The purchase of a Russian oil company by BP last year may have been the height of western involvement in Russia’s oil industry and was certainly the largest to date, Ulmishek notes, at more than $7 billion (Geotimes, April 2003). Although western companies will remain much more active as consultants to Russian-owned companies, Ulmishek says, Russia still has issues that make business dealings far from transparent.

“U.S. companies have been active in Russia for a number of years, successfully or unsuccessfully,” Ulmishek says. But large western corporations have paid more attention to Kazakhstan and Azerbaijan, countries that “developed a legal system earlier than Russia did,” he says. Small western companies also have additional difficulty working in Russia because the country’s “widespread corruption [remains] pervasive on all levels,” Ulmishek says.

George Carlstrom, a geologist who works in Russia with the Discovery Group based in Denver, Colo., says that Russian companies remain lodged in old ways of thinking from the days of the state-run oil industry, effectively managed as one giant organization. “In the U.S. context, it’s all federal acreage,” he says of Russian oil fields, but “the government has more share in how you develop.”

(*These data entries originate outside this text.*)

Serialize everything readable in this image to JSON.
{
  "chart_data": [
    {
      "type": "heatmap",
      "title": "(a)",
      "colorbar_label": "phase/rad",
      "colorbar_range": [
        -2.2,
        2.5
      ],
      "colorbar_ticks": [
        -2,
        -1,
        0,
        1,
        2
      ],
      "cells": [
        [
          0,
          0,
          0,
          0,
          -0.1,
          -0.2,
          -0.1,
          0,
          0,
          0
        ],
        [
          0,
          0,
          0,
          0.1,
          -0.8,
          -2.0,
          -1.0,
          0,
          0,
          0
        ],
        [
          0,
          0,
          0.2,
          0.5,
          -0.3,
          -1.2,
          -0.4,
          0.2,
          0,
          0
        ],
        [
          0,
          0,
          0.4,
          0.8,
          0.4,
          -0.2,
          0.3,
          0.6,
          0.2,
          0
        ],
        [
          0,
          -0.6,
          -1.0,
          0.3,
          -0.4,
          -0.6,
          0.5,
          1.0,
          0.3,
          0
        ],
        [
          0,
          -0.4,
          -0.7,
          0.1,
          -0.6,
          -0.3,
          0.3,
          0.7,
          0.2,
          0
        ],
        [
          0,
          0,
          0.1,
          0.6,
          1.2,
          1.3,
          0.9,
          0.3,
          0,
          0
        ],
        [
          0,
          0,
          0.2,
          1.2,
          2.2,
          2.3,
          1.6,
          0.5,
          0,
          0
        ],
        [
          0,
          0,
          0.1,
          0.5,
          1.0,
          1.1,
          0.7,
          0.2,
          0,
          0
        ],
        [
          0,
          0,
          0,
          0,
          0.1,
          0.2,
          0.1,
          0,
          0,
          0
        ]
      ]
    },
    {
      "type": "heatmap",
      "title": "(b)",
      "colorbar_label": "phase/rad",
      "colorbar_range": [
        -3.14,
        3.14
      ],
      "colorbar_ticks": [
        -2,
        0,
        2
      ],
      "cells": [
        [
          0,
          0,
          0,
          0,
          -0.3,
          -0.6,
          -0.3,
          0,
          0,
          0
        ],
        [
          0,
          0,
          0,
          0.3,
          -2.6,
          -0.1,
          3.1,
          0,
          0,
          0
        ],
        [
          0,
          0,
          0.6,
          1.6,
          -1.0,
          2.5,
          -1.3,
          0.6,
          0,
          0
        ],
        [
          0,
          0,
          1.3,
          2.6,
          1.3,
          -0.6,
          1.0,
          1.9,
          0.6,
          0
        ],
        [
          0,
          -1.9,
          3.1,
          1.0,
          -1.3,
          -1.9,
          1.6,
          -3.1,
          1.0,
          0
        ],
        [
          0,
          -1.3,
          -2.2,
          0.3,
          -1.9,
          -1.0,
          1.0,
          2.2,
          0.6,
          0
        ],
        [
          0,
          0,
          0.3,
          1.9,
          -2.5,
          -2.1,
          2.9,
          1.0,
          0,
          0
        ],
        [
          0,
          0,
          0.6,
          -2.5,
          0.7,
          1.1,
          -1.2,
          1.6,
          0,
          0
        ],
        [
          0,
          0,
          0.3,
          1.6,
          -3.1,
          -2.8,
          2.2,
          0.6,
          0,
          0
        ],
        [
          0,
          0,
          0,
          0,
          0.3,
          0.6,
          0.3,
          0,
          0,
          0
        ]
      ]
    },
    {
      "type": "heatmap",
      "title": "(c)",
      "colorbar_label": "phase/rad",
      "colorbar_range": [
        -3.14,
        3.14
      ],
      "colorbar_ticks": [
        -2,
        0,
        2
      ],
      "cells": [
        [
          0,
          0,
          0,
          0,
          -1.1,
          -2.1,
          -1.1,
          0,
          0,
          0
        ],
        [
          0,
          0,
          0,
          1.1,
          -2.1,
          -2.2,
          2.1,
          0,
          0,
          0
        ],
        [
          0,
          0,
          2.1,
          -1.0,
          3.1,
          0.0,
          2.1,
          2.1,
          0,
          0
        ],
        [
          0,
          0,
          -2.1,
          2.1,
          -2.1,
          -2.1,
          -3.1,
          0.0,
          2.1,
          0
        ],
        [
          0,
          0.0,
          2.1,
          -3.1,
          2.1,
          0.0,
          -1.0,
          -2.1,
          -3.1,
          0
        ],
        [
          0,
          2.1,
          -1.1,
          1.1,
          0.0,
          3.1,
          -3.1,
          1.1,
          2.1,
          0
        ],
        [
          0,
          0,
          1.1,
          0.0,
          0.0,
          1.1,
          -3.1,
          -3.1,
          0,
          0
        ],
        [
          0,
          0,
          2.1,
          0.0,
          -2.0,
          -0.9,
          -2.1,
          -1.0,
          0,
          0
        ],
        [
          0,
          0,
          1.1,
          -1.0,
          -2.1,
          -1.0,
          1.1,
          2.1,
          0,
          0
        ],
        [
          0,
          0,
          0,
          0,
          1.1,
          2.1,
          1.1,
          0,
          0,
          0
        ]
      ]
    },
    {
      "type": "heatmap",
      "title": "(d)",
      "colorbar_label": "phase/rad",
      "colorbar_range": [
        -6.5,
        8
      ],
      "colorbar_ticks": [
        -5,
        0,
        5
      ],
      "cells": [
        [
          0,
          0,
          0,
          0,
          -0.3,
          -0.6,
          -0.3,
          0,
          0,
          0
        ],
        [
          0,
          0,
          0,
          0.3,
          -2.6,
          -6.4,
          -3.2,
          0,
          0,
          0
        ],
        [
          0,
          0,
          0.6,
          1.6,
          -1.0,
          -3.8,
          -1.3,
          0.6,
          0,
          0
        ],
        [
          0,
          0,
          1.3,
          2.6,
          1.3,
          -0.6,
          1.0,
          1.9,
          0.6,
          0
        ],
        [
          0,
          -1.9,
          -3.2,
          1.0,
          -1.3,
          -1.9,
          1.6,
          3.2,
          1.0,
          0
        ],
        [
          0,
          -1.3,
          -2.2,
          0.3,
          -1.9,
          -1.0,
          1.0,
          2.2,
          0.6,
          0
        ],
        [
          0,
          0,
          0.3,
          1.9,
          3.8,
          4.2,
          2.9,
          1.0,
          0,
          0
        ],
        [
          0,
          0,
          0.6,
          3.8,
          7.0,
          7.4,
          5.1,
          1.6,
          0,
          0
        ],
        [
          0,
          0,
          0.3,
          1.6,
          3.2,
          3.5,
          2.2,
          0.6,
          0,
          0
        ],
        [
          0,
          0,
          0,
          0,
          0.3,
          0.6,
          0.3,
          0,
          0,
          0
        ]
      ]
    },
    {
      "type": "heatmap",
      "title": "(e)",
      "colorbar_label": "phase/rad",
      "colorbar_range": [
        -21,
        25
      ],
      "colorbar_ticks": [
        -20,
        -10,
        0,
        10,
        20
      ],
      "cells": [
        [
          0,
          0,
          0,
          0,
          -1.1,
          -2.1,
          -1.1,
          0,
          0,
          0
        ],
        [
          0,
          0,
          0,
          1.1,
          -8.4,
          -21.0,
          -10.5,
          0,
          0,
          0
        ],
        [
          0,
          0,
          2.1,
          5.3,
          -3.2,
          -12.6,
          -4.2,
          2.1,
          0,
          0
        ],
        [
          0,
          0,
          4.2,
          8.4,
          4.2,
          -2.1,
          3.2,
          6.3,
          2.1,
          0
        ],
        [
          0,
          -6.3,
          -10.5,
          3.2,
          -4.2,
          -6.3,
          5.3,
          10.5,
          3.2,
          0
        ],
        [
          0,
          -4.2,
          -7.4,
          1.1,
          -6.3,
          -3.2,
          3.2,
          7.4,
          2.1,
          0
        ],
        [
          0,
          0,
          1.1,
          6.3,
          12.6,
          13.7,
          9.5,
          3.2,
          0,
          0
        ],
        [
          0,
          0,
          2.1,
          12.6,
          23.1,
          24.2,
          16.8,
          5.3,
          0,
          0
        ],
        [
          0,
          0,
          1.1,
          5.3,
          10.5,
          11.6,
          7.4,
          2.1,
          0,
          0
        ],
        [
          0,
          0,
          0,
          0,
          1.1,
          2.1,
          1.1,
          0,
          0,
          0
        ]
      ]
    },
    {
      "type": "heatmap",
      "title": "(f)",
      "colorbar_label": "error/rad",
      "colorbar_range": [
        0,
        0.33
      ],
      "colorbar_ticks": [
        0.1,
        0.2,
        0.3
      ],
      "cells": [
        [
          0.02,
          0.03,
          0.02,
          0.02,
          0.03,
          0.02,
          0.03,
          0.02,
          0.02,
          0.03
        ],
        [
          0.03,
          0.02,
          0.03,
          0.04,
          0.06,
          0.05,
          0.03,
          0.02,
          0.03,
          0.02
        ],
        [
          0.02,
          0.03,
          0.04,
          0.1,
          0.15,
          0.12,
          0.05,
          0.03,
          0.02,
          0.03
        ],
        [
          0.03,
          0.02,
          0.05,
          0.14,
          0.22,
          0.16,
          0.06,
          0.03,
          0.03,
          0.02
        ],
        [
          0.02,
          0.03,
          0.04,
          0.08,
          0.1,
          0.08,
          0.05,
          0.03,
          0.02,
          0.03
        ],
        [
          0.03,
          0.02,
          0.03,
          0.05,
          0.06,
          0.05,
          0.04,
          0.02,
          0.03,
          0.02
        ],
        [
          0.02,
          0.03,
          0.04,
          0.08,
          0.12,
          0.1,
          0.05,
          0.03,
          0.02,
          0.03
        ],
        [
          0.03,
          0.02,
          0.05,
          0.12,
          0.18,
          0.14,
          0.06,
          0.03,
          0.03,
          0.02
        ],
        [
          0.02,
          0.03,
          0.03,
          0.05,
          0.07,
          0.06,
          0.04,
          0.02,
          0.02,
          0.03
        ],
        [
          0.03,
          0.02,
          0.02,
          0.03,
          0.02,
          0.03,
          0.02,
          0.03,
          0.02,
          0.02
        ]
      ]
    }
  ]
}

Indeed, Russia may decide to return to a more centrally run oil exploration and production system, says Michael Cruson, vice president of Berry Energy in Golden, Colo., which is looking into opportunities in Russia. Cruson foresees a “rollback to Russian control,” more like the bureaucratic system in place before former Prime Minister Boris Yeltsin’s 1991 privatization efforts. Russian data has become more available to outsiders, but, Cruson says, “Russians are developing their own reserves and pushing out Americans; westerners are contractors, not equity owners.”

Robert Cluff, head of the Discovery Group, says he can imagine Russia melding past and present to develop a “state-run industry that runs in a quasi-private, capitalistic mode,” much like Saudi Arabia’s Aramco or Mexico’s Pemex. “We’ll see signals of that in the next nine months,” he says, for example, if the Russian government rolls together some oil companies or returns to setting drilling quotas.

In the meantime, Putin had a sweeping victory in Russia’s March 14 elections, and his government is pressing forward on building a controversial Russian pipeline to the Pacific coast of Nakhodka (far east Russia). Yukos is under investigation for fraud and two other high-level executives have been arrested. Mikhail Khodorkovsky, who remains one of the richest men in the world according to Forbes magazine, also remains in jail.